Origine et histoire du Prieuré Saint-Louis
Le prieuré Saint-Louis de Poissy fut fondé en 1304 par Philippe le Bel en l’honneur de son grand-père, Saint Louis, peu après sa canonisation en 1297. Installé à Poissy, lieu de naissance du roi, il remplaça le château-neuf près de la collégiale Notre-Dame. Ce monastère royal, confié à des dominicaines assistées de pères dominicains, devint l’un des plus riches de France, abritant jusqu’à 200 religieuses issues de la noblesse. Son église, dédiée à Saint Louis, fut inaugurée en 1331 en présence de vingt-deux évêques et deux archevêques, et renfermait un trésor liturgique inestimable, incluant des reliquaires, des statues et des manuscrits enluminés comme le Bréviaire de Saint-Louis de Poissy.
Le prieuré joua un rôle politique et religieux majeur, accueillant des événements comme le colloque de Poissy en 1561, où catholiques et protestants débattirent en présence de Charles IX et Catherine de Médicis. Son déclin débuta au XVIIe siècle, marqué par des scandales et des réformes imposées par le pape Urbain VIII. La Révolution française scella son sort : évacué en 1792, le monastère fut vendu comme bien national et presque entièrement démoli. Seule la porterie, classée monument historique en 1933, subsiste aujourd’hui, abritant le musée du Jouet.

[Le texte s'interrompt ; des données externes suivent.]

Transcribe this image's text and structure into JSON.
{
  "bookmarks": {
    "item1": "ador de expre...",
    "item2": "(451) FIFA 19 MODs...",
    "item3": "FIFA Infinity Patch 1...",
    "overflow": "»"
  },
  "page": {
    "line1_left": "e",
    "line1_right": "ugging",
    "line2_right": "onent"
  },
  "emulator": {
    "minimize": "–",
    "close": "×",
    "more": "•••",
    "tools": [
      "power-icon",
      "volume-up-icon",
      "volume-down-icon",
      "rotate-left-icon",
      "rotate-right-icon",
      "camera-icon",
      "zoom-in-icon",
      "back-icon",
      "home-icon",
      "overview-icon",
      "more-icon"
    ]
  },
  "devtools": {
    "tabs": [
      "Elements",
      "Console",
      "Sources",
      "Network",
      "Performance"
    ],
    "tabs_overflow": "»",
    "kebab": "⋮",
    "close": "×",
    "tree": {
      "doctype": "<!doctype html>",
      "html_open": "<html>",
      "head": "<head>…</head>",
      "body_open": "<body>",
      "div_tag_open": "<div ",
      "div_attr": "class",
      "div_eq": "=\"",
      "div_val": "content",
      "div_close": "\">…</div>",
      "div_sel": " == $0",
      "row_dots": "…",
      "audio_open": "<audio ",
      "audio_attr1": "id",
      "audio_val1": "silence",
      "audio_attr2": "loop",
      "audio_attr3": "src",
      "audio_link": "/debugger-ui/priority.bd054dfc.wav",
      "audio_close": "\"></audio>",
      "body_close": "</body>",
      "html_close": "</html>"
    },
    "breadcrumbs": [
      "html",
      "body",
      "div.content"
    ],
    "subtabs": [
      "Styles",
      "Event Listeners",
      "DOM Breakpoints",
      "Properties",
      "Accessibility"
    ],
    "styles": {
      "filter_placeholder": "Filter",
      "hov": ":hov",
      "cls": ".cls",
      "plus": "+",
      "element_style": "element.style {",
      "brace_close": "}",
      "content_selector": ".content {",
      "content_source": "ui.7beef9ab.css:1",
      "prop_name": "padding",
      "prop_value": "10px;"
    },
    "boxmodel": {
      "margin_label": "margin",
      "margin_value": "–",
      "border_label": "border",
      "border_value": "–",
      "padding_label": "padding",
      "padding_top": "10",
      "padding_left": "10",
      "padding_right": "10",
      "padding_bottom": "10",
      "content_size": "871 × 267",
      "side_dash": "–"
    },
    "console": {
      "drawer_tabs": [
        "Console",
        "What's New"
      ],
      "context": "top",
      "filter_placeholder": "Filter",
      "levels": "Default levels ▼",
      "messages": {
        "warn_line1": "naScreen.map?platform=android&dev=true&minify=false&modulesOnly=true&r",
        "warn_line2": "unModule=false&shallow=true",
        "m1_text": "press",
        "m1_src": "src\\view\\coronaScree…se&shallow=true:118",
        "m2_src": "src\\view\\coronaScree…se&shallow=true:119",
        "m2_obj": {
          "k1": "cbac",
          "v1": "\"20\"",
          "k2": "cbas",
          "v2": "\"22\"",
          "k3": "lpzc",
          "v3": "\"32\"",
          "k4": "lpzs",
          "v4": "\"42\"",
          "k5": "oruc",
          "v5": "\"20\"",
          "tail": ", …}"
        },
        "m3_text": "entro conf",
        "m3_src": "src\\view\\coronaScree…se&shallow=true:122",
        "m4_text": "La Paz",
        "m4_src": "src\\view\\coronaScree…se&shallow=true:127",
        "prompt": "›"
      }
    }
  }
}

L’église priorale, longue de 95 mètres et haute de 30 mètres sous voûte, était un chef-d’œuvre gothique orné de statues royales, de vitraux et d’un retable offert par Jean de Berry, aujourd’hui conservé au Louvre. Endommagée par la foudre en 1695, elle fut restaurée par Jules Hardouin-Mansart et Robert de Cotte dans un style gothique tardif. Parmi ses trésors, on comptait des reliquaires en or et argent, comme celui contenant le crâne de Saint Louis, ainsi que des tapisseries et des manuscrits, dont certains sont désormais dispersés dans des musées français. Le domaine s’étendait sur 48 hectares, incluant une résidence royale, des jardins et des viviers, symbolisant le faste d’un monastère lié à la couronne.
Les prieures, souvent issues de l’aristocratie, marquèrent son histoire, comme Marie de Bourbon-Clermont (1334–1372) ou Louise de Gondi (1623–1661), filleule d’Henri IV. Le prieuré accueillit aussi des personnalités illustres, telles Marie de France, fille de Charles VI, ou Christine de Pisan, venue y finir ses jours auprès de sa fille. Des figures royales comme Philippe le Bel, Charles VII ou Henri IV y séjournèrent, renforçant son statut de lieu de pouvoir. Après sa destruction, ses vestiges, dont des statues et des éléments architecturaux, furent dispersés, tandis que la porterie, dernier témoin, devint un symbole du patrimoine poissonnais.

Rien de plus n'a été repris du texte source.